<h1>Importing Libraries</h1>

At first, let's import all the necessary Python libraries.

In [5]:
import pandas as pd
import numpy as np
import librosa as rosa
import os
import tensorflow.keras as keras
import statistics

<h1>Counting Audio Frames</h1>

Next, we will count the number of audio frames for each audio file in our dataset and calculate the median number of frames. This is done so that we have the same size for each feature vector. Don't worry, it will make sense later! We will extract the RMS energy from each frame to keep track of the number of frames from all the audio files.

RAVDESS files were recorded at a sampling frequency of 48 kHz. A higher sampling rate gives a better audio resolution, but it also means that we will need to store more data. That's why we will resample the audio files at 16 kHz, which is good enough for most cases. Also, we will use a frame length of 512 samples (i.e. 32 ms) and a hop length of 256 samples (i.e. 16 ms).

In [6]:
# Save directory path of RAVDESS in 'folder_path'.
folder_path = 'C:/Users/rezwa/Downloads/RAVDESS'

# Create a list of directories inside the RAVDESS directory.
folder_list = os.listdir(folder_path)

# Initialize an empty list for storing the number of audio frames in each file.
num_frames = []

# Loop for calculating averge number of frames for the dataset.
for foldername in folder_list:
    file_path = folder_path + '/' + foldername
    file_list = os.listdir(file_path)
    for filename in file_list:
        # Read WAV file. 'rosa.core.load' returns sampling frequency in 'fs' and audio signal in 'sig'.
        sig, fs = rosa.core.load(file_path + '/' + filename, sr=16000)
        
        # 'rosa.feature.rms' extracts rms energies from audio frames (one per frame) and stores them into 'rms_feat'.
        rms_feat = rosa.feature.rms(y=sig, frame_length=512, hop_length=256)
        num_frames.append(rms_feat.shape[1])
    
    # Go one level up in the directory tree.
    os.chdir('..')
    
# Calculate the Median of the number of frames for all audio files. This will then be used to cap the maximum number of frames per audio file, which in turn will be used as the number of RNN units.
median_num_frames = statistics.median(num_frames)

# Convert float to integer.
median_num_frames = int(median_num_frames)
print(median_num_frames)

<h1>Extracting Features</h1>

Now that we know how many audio frames we will process for each audio file, we can extract the features and save them to a Pandas dataframe. We will extract 26 MFCCs per frame, 7 spectral contrasts per frame, 2 polynomial coefficients per frame, and 1 RMS energy per frame.

If an audio file has lower number of audio frames than our median number of frames (the cap), we will pad the audio with zeros to match its length to the median.
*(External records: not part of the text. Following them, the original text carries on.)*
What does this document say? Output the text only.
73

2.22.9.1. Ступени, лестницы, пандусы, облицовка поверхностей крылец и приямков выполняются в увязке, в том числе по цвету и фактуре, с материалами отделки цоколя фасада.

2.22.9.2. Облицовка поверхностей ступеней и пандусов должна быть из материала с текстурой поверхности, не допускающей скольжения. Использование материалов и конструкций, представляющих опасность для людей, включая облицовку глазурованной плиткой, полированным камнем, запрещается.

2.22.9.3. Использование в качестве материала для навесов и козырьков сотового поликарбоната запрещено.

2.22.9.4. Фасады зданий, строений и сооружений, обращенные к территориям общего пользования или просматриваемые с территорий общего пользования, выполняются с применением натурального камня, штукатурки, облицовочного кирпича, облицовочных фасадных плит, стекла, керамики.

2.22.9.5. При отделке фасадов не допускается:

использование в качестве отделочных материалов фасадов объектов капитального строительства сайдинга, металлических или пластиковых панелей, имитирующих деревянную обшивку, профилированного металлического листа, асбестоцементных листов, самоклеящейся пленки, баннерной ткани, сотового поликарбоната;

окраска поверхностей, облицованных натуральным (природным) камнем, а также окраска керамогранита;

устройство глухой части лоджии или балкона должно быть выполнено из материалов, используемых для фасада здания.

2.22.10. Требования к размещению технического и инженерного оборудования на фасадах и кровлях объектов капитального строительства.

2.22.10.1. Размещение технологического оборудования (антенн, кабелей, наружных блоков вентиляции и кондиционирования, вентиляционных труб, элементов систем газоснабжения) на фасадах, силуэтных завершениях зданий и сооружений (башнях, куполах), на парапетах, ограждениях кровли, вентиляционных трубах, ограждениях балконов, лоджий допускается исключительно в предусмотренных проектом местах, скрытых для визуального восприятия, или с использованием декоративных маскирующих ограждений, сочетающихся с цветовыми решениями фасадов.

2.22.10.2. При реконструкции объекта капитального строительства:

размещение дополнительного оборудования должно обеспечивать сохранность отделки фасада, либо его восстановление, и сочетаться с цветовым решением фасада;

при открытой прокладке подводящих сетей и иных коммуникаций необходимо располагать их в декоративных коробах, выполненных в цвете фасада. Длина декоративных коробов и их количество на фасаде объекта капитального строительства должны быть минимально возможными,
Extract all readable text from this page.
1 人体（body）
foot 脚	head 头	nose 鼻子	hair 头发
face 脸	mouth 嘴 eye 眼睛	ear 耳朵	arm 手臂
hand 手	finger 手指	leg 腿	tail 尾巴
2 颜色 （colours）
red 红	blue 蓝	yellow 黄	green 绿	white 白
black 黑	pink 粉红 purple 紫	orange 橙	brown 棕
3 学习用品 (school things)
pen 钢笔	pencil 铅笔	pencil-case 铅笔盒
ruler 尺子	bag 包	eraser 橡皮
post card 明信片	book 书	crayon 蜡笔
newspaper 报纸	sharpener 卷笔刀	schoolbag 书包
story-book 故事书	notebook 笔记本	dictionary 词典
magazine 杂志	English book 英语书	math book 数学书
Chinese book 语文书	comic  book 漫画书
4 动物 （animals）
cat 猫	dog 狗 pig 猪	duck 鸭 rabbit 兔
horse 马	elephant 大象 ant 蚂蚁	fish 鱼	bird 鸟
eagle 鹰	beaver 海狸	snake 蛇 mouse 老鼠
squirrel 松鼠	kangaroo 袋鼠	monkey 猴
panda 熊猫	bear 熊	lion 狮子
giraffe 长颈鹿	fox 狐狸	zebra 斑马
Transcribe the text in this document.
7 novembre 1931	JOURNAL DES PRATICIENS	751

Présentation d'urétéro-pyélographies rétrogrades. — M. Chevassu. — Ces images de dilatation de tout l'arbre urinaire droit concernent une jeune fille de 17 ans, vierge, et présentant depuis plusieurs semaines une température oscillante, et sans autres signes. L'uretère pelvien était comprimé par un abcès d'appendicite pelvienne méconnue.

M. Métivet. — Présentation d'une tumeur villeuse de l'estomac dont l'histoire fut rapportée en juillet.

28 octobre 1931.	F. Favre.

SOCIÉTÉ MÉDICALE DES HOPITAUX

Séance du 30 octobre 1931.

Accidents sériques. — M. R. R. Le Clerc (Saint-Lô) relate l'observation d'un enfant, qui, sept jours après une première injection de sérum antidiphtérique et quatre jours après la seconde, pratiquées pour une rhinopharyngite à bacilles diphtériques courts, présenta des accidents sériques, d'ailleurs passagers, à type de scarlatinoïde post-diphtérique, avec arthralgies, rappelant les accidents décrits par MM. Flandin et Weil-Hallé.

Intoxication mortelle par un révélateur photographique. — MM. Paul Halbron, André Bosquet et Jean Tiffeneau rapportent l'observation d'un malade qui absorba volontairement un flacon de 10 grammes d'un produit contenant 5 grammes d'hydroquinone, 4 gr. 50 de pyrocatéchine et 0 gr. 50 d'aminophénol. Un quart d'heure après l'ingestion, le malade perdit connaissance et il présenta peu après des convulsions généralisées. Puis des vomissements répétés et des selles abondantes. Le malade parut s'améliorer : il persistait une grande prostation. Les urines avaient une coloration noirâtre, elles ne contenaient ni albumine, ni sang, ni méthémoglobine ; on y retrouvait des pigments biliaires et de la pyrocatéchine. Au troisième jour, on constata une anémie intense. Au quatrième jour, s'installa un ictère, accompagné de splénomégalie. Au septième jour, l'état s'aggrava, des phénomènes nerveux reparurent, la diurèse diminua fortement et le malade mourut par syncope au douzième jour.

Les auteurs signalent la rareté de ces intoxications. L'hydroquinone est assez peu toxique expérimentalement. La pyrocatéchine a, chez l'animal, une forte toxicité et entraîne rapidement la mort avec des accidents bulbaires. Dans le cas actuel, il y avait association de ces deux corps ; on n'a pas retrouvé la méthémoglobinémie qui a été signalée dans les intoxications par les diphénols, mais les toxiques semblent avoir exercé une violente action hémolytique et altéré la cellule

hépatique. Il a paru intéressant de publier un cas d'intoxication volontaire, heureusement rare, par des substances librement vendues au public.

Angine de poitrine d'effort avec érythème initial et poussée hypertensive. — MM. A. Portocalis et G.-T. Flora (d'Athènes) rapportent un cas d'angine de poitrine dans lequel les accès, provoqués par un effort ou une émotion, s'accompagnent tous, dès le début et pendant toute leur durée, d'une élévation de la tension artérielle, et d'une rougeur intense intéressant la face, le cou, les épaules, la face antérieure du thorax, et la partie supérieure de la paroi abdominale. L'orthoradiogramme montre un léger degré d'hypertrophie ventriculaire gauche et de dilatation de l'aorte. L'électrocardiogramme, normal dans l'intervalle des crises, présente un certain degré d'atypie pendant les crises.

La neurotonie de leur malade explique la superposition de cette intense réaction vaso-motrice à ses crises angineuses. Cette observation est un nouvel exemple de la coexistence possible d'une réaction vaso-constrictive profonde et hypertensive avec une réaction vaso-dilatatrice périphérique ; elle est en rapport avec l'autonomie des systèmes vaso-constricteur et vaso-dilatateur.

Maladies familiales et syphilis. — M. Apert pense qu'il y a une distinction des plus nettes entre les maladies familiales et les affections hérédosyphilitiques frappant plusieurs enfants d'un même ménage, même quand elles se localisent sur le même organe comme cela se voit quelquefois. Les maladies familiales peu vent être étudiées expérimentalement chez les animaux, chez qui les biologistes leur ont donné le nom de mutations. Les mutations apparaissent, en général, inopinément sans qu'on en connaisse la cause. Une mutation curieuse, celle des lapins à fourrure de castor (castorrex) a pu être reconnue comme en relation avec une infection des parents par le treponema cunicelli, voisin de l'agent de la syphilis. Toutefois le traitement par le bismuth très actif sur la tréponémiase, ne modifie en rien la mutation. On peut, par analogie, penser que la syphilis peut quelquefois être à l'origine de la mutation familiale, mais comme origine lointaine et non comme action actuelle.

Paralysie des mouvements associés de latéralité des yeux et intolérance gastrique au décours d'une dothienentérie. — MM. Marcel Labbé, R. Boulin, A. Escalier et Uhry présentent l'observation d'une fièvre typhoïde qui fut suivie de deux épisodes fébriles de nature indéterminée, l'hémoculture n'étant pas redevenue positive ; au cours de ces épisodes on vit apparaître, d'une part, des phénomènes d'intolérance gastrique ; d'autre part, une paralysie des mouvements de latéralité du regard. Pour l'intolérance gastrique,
On the other hand, if an audio file has more audio frames than the median number of frames, we will remove the excess frames from that audio file to match the lengths.

In [7]:
# Declare a dummy Numpy array (row vector).
result_array = np.empty([1, (36*median_num_frames)+1])

# Declare a variable to be later used in reshaping the feature array.
i = 0

# Loop for feature extraction.
for foldername in folder_list:
    file_path = folder_path + '/' + foldername
    file_list = os.listdir(file_path)
    for filename in file_list:
        # Read WAV file. 'rosa.core.load' returns sampling frequency in 'fs' and audio signal in 'sig'.
        sig, fs = rosa.core.load(file_path + '/' + filename, sr=16000)
        
        # 'rosa.feature.mfcc' extracts n_mfccs from signal and stores it into 'mfcc_feat'
        mfcc_feat = rosa.feature.mfcc(y=sig, sr=fs, n_mfcc=26, n_fft=512, hop_length=256, htk=True)
        spec_feat = rosa.feature.spectral_contrast(y=sig, sr=fs, n_fft=512, hop_length=256)
        poly_feat = rosa.feature.poly_features(y=sig, sr=fs, n_fft=512, hop_length=256)
        rms_feat = rosa.feature.rms(y=sig, frame_length=512, hop_length=256)

        # Append the three 1D arrays into a single 1D array called 'feat'.
        feat0 = np.append(mfcc_feat, spec_feat, axis=0)
        feat1 = np.append(feat0, poly_feat, axis=0)
        feat2 = np.append(feat1, rms_feat, axis=0)

        # Transpose the array to flip the rows and columns. This is done so that the features become column parameters, making each row an audio frame.
        transp_feat = feat2.T

        # Note: The 'cap frame number' is basically the limit we set for the number of frames for each audio file, so that all audio files have equal lengths when processing.
        
        if transp_feat.shape[0] < median_num_frames:
            # If number of frames is smaller than the cap frame number, we pad the array in order to reach our desired dimensions.
            # Pad the array so that it matches the cap frame number. The second value in the argument contains two tuples which indicate which way to pad how much.  
            transp_feat = np.pad(transp_feat, ((0, median_num_frames-transp_feat.shape[0]), (0,0)), constant_values=0)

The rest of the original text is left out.